I started reading ahead in the pattern. Normally, when knitting a sweater, the directions will say something silly like, "Sleeves (make 2)," or give the directions for "Sleeve," and at the end, the last direction will be, "Repeat for second sleeve." It's right up there with a jar of peanut butter having the disclaimer on the side which reads, "WARNING: Contains peanuts."
Anyway, I arrived at "Sleeve." I read the entire direction. Read the notes. Read the assembly instructions. Looked at the photo of the finished sweater on the model, which clearly has two sleeves. Read the entire instruction page again. Nowhere...other than the photo, which indicates there is one on each side...is there an indication that two sleeves need to be made.
I went into a fake panic and told my knitting group, "Me confused.

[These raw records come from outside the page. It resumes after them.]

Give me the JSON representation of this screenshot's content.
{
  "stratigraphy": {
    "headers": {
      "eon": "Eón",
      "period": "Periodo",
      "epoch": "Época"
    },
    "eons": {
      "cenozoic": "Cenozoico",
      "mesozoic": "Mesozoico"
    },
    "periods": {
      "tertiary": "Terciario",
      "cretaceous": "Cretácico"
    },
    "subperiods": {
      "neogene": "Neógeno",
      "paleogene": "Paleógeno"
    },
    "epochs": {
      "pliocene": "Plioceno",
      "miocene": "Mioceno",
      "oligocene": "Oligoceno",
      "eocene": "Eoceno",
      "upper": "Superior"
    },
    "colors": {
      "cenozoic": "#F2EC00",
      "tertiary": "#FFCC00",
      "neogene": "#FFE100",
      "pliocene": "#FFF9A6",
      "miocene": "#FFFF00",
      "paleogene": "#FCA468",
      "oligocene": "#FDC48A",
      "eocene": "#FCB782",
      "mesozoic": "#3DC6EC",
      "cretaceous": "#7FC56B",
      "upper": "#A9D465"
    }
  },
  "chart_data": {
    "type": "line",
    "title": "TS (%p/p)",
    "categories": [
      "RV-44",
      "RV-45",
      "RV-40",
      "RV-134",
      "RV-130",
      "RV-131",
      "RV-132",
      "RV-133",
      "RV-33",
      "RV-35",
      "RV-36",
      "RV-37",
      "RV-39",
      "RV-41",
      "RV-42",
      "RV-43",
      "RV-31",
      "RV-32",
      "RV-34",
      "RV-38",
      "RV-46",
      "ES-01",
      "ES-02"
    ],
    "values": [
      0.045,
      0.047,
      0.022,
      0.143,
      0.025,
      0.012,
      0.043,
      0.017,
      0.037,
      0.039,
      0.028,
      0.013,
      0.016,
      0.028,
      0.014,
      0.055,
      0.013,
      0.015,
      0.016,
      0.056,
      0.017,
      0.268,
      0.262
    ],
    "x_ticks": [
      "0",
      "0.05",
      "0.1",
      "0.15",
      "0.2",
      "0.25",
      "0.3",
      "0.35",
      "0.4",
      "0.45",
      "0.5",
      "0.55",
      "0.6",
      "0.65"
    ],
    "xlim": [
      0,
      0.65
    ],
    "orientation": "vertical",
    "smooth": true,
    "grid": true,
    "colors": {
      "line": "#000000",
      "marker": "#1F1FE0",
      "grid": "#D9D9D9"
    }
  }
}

The picture has two sleeves, but it doesn't say anywhere that I am supposed to make two." Going forward, we all referred to the sweater as the one with "sleeve." It spun into the idea that maybe you just make one and steek it, or you make one super-long sleeve and it wraps around the neck, et cetera.
Now, patterns have errata all the time. It comes with needing to fit a pre-written pattern into a finite publishing space. But this is not errata...obviously the sweater requires two sleeves, but I am just horribly amused that it never says two sleeves need to be knitted. The name of the panel, by the way, is just called "sleeve." I have to assume that since it is an advanced-level pattern in Vogue Knitting magazine, which is already a pretty advanced-level knitting publication, the necessity of knitting two sleeves is a given.
Well, I finished "sleeve." I then went rogue and made a second sleeve, figuring that I might need it. I calculated how much yarn I would need at the beginning...three skeins of Cascade Eco+ in Mystic Purple...and I am currently getting ready to start the eighth and final panel.
Oh...one more note: The sleeves are not labeled, number-wise. The panels are labeled One through Six, and then, there is "Sleeve." So it's possiblly even MORE proof I only need seven panels.
I can tell I'm going to need a fourth skein of this yarn, going into that eighth panel. My knitting group is convinced it is because I went crazy and made the second sleeve. Turns out the photo of the model in the garment is the exception, because here is the schematic for how to sew the pieces together:
http://media.vogueknitting.com/DNN/VK/charts/VKF12/VKF12_20d.pdf
Yep...say it with me...
So in the middle of reviewing yarns, this is the project I work on. And I WILL finish it soon...I am in the home stretch. And I will go nuts and attach both sleeves so it looks like the photo with the model. And I will wear it every damn day until I die once it's finished. I am thinking about streaming the Seaming The Pieces Together Event on YouTube so everyone can Pay-Per-View the sucker and I can get rich. Thoughts?